L'extase initiale se traduit ainsi en un pèlerinage, «exode permanent allant du "je" refermé sur lui-même vers sa libération dans le don de soi, et justement de cette façon, vers la redécouverte de soi-même, et même la découverte de Dieu »(Encyclique Deus caritas est, 6).

A travers ce chemin, la connaissance de cet amour qu'il avait initialement expérimenté pourra progressivement s'approfondir pour l'homme. Et le mystère qu'il représente se profilera d'autant mieux: pas même l'être aimé, en effet, n'est en mesure de satisfaire le désir qui habite le cœur de l'homme; en réalité, plus l'amour pour l'autre est authentique, plus il laisse ouverte la question de son origine et de son destin, les possibilités dont il dispose de durer pour toujours. Donc, l'expérience humaine de l'amour a en soi un dynamisme qui mène au-delà de soi-même, c'est l'expérience d'un bien qui conduit à sortir de soi et à être confronté au mystère qui entoure l'existence toute entière.

Des considérations similaires peuvent également être faites sur d'autres expériences humaines, telles que l'amitié, l'expérience de la beauté, l'amour de la connaissance: tout bien expérimenté par l'homme tend vers le mystère qui entoure l'homme lui-même; tout désir qui émerge dans le cœur de l'homme se fait l'écho d'un désir fondamental qui n'est jamais pleinement satisfait.

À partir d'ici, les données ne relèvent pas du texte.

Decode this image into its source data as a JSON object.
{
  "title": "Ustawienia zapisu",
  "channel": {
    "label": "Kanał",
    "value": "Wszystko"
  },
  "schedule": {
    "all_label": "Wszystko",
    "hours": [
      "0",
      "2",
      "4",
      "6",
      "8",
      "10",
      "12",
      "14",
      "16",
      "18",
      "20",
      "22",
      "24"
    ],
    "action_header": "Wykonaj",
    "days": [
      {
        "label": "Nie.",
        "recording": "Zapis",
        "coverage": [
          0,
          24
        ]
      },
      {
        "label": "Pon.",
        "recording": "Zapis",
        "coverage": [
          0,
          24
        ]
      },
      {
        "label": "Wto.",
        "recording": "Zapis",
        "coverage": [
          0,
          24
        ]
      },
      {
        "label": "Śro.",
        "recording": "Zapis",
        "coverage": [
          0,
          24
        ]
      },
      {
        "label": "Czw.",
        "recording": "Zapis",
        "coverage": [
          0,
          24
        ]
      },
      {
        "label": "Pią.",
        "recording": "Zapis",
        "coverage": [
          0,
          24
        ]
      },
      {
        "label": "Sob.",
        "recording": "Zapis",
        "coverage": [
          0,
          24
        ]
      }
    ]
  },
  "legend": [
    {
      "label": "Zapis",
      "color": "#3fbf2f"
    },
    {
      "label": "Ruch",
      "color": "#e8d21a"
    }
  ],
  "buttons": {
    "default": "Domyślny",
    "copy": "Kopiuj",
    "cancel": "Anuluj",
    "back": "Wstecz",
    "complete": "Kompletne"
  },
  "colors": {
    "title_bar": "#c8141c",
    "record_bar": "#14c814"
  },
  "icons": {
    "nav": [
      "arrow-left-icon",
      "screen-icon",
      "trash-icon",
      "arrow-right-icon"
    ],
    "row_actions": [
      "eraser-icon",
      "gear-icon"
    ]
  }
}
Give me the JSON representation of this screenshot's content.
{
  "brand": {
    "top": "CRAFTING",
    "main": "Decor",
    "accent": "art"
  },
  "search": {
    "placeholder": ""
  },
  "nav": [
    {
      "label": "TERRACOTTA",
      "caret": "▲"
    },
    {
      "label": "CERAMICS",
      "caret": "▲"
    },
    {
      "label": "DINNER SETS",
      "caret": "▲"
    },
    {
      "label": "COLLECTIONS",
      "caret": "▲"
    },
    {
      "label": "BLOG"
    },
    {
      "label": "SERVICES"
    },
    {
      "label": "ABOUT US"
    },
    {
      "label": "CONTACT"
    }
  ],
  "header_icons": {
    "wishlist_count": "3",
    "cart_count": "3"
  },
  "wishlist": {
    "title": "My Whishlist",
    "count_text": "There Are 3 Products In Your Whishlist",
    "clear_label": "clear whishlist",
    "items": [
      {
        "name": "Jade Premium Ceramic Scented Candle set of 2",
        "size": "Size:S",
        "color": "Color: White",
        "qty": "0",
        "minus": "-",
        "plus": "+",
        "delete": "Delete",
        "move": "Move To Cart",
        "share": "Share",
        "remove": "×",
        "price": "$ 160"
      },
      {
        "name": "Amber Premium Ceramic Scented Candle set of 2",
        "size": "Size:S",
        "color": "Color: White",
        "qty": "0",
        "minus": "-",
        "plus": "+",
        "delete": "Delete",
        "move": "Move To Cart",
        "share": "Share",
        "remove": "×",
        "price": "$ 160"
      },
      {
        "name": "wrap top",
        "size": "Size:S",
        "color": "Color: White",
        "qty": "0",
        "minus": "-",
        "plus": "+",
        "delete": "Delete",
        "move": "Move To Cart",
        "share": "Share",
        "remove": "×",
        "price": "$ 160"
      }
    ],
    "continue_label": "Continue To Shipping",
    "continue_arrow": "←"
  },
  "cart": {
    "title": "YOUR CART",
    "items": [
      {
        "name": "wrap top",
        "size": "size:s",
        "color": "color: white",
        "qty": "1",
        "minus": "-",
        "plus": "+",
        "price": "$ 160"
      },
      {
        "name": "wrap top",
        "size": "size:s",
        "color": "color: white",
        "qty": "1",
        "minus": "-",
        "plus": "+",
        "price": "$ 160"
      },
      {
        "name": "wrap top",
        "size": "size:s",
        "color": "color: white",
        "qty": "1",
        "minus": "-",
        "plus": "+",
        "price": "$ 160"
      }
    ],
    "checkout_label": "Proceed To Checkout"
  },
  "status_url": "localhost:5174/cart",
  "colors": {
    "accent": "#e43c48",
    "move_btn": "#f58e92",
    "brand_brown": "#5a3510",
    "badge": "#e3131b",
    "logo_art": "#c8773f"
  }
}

Indubitablement, à partir de ce désir profond, qui cache même quelque chose d'énigmatique, on ne peut pas accéder directement à la foi.
En fin de compte, l'homme connaît bien ce qui ne le rassasie pas, mais il ne peut imaginer ou définir ce qui lui ferait expérimenter cette félicité dont il porte la nostalgie au coeur. On ne peut pas connaître Dieu uniquement à partir du désir de l'homme. De ce point de vue reste le mystère: l'homme reste chercheur d'absolu, un chercheur à pas petits et incertains. Et pourtant, déjà l'expérience du désir, du «cœur inquiet», comme l'appelle saint Augustin, est très significative. Elle nous dit que l'homme est, au fond, un être religieux (cf. Catéchisme de l'Eglise catholique, 28), un «mendiant devant Dieu». Nous pouvons dire avec les mots de Pascal : « L'homme dépasse infiniment l'homme ». Les yeux reconnaissent les objets lorsqu'ils sont éclairés par la lumière. D'où le désir de connaître la lumière elle-même, qui fait briller les choses de ce monde et avec elles allume le sens de la beauté.

C'est pourquoi nous devons considérer qu'il est possible, même à notre époque, apparemment si réfractaire à la dimension transcendante, d'ouvrir un chemin vers l'authentique sens religieux de la vie, qui montre comment le don de la foi n'est pas absurde, n'est pas irrationnel. Il serait très utile à cet effet, de promouvoir une sorte de pédagogie du désir, à la fois pour le chemin de ceux qui ne croient pas encore, et pour ceux qui ont déjà reçu le don de la foi. Une pédagogie qui comprenne au moins deux aspects.

Tout d'abord, apprendre ou réapprendre le goût authentique des joies de la vie.
Les satisfactions ne produisent pas toutes en nous le même effet: certaines laissent une trace positive, sont capables de pacifier l'âme, nous rendent plus actifs et généreux. D'autres en revanche, après la lumière initiale, semblent décevoir les attentes qu'elles avaient suscitées et laissent parfois derrière elles l'amertume, l'insatisfaction ou un sentiment de vide. Eduquer dès le plus jeune âge à savourer les joies vraies, dans tous les domaines de la vie - la famille, l'amitié, la solidarité avec ceux qui souffrent, le renoncement de soi au service des autres, l'amour pour la connaissance, pour l'art, pour la beauté de la nature -, tout cela signifie exercer le goût intérieur et produire des anticorps efficaces contre la banalisation et l'aplatissement aujourd'hui répandus.
Les adultes aussi ont besoin de redécouvrir ces joies, de désirer les réalités vraies, se purifiant de la médiocrité dans laquelle ils se trouvent englués. Il deviendra alors plus facile de laisser tomber ou de rejeter tout ce qui, en apparence attractif, se révèle en fait insipide, source de dépendance et non de liberté. Et cela fera émerger ce désir de Dieu dont nous parlons.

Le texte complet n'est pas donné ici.